Published on 12/21/2021 8:47 PM
According to a specialist, it is necessary to take tests, investigate minor health issues and adopt a healthier lifestyle – (Credit: Lucas Pacific/CB/DA Press)
A music producer, a resident of Santa Maria, started having a headache, which went away for a few hours after using painkillers, but then came back. A 56-year-old woman, resident of Gwara 2, with autism, was applying ice to her left chest due to slightly painful redness. These are recent real cases that are subject to treatment after the presence of Tumors.
“It is essential to know yourself, to be aware and alert, and to monitor your body to notice the messages it is sending. Pay attention to the details and note if there are any persistent symptoms, such as a persistent headache, that spot on the body that is increasing, a persistent fever or even a lack of Persistent appetite without justification,” explains oncologist Melina Couto, of Brasilia Cancer Center (Citro). “All of these signs may seem small, but prevention and early diagnosis are always the best option,” he adds.
Sometimes, early symptoms of cancer can overlap with symptoms of more common diseases or injuries. Young adults may be prostrate, sick, or have swelling or sores that can mask early signs of cancer.
However, in some cases, the specialist assures that you can not wait for the appearance of symptoms, such as tumors of the breast and prostate. “These are examples of screening programs that are able to detect disease in its early stages with very high cure rates,” he warns.

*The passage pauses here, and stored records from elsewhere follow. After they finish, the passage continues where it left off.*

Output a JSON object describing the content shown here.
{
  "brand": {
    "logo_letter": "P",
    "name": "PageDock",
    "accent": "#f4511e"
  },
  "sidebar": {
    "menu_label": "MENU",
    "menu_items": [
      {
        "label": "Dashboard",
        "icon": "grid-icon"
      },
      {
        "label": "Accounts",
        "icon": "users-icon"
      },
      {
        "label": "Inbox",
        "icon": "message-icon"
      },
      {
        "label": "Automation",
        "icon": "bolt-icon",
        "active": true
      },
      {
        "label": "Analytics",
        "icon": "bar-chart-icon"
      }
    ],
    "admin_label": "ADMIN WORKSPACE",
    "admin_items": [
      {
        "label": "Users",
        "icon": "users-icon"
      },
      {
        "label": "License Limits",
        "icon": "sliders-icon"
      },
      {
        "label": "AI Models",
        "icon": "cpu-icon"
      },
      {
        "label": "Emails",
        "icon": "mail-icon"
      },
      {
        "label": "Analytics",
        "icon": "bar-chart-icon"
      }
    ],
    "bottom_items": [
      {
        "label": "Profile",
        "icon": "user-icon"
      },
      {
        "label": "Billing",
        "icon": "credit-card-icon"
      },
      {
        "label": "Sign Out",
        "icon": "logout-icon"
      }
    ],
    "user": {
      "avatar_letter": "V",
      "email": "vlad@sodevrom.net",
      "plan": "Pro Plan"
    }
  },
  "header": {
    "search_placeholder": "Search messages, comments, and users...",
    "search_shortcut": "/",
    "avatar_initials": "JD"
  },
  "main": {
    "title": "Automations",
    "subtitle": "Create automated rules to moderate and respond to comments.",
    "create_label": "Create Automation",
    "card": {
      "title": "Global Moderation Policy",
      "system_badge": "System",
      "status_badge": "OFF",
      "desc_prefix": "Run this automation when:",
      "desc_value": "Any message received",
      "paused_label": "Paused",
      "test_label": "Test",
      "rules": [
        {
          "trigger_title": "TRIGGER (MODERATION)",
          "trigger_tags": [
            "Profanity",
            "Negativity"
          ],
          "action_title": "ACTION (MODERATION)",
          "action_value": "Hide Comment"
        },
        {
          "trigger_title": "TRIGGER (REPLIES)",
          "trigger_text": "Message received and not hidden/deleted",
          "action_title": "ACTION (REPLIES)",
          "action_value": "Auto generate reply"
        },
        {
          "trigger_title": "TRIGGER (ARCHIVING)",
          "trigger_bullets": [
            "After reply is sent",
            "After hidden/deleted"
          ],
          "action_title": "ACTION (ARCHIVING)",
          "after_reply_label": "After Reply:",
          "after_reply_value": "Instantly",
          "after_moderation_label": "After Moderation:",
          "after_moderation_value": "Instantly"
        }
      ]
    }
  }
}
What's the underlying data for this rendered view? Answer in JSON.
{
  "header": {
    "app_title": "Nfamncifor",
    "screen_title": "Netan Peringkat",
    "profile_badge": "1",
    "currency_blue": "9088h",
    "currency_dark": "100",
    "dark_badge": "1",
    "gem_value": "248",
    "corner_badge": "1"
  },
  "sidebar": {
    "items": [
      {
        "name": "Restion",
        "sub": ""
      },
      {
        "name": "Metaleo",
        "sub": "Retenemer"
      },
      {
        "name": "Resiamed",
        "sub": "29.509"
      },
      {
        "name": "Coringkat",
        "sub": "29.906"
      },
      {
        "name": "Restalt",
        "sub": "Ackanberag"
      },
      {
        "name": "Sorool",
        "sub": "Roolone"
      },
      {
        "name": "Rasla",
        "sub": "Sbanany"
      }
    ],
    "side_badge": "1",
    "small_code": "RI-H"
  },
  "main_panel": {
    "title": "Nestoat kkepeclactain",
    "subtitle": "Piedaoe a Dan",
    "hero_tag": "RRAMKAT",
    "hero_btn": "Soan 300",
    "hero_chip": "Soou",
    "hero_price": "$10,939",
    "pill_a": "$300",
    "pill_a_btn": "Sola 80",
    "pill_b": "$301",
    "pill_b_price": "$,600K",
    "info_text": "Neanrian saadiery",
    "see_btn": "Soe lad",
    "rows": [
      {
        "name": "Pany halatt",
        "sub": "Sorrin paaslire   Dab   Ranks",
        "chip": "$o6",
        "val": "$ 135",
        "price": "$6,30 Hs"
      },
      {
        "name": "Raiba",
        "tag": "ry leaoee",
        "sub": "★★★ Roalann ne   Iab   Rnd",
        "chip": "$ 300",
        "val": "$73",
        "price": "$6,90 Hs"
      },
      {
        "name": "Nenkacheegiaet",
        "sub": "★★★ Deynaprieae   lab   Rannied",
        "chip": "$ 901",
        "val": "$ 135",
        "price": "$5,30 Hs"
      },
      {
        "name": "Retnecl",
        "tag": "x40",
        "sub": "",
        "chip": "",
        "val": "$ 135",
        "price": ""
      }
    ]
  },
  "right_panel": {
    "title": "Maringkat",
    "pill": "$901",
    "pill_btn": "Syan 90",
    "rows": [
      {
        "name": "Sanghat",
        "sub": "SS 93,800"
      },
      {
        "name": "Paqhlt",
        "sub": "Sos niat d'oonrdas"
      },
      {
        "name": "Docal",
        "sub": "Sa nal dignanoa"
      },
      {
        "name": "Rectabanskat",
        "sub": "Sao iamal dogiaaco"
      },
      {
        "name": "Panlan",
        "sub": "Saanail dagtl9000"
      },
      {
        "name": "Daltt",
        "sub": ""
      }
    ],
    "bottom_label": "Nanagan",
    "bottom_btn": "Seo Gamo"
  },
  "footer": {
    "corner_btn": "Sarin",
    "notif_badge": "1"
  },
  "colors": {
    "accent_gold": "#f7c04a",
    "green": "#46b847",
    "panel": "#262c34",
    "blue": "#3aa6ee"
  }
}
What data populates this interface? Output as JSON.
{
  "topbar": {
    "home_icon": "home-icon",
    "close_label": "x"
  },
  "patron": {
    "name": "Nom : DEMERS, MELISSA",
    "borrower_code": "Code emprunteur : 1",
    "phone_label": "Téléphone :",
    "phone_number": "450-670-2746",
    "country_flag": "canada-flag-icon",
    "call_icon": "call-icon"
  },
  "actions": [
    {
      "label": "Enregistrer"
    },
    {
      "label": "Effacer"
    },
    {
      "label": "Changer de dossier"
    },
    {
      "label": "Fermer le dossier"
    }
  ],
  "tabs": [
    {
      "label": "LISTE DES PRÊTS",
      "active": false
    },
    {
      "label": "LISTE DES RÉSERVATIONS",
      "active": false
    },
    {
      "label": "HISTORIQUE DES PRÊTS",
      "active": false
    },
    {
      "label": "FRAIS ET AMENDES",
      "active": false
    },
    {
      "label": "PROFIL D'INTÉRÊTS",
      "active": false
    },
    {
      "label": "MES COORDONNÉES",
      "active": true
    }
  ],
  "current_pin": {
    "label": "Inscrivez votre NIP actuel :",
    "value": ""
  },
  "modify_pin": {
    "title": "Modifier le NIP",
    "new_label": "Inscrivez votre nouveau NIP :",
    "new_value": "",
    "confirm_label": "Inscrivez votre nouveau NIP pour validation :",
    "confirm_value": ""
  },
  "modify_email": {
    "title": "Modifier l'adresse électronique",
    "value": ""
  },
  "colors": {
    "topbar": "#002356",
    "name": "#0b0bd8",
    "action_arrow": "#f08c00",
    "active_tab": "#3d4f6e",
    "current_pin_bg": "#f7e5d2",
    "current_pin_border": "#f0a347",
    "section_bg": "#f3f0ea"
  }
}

Also, according to the doctor, it is necessary to get checkups, investigate small health issues, and adopt a healthier lifestyle. “Combine your self-care with medical follow-up. You are the most responsible for your health,” he suggests.
Many symptoms are caused by diseases other than cancer itself. However, if you have any of these signs, especially if they do not go away and start to get worse, talk to a doctor so that the cause can be diagnosed and, if necessary, treatment started.
Abnormal swelling in the neck, breast, abdomen, testicle, or anywhere else in the body.
Unexplained tiredness and loss of energy.
– Frequent bruising
Fever or nonspecific symptoms that do not improve
Frequent headache, often with vomiting
Vision changes or sudden changes in behaviour
Loss of appetite or unplanned weight loss
New spots or spots appear on the skin that change in size, shape, or color
Depending on the type of cancer, other symptoms are also possible.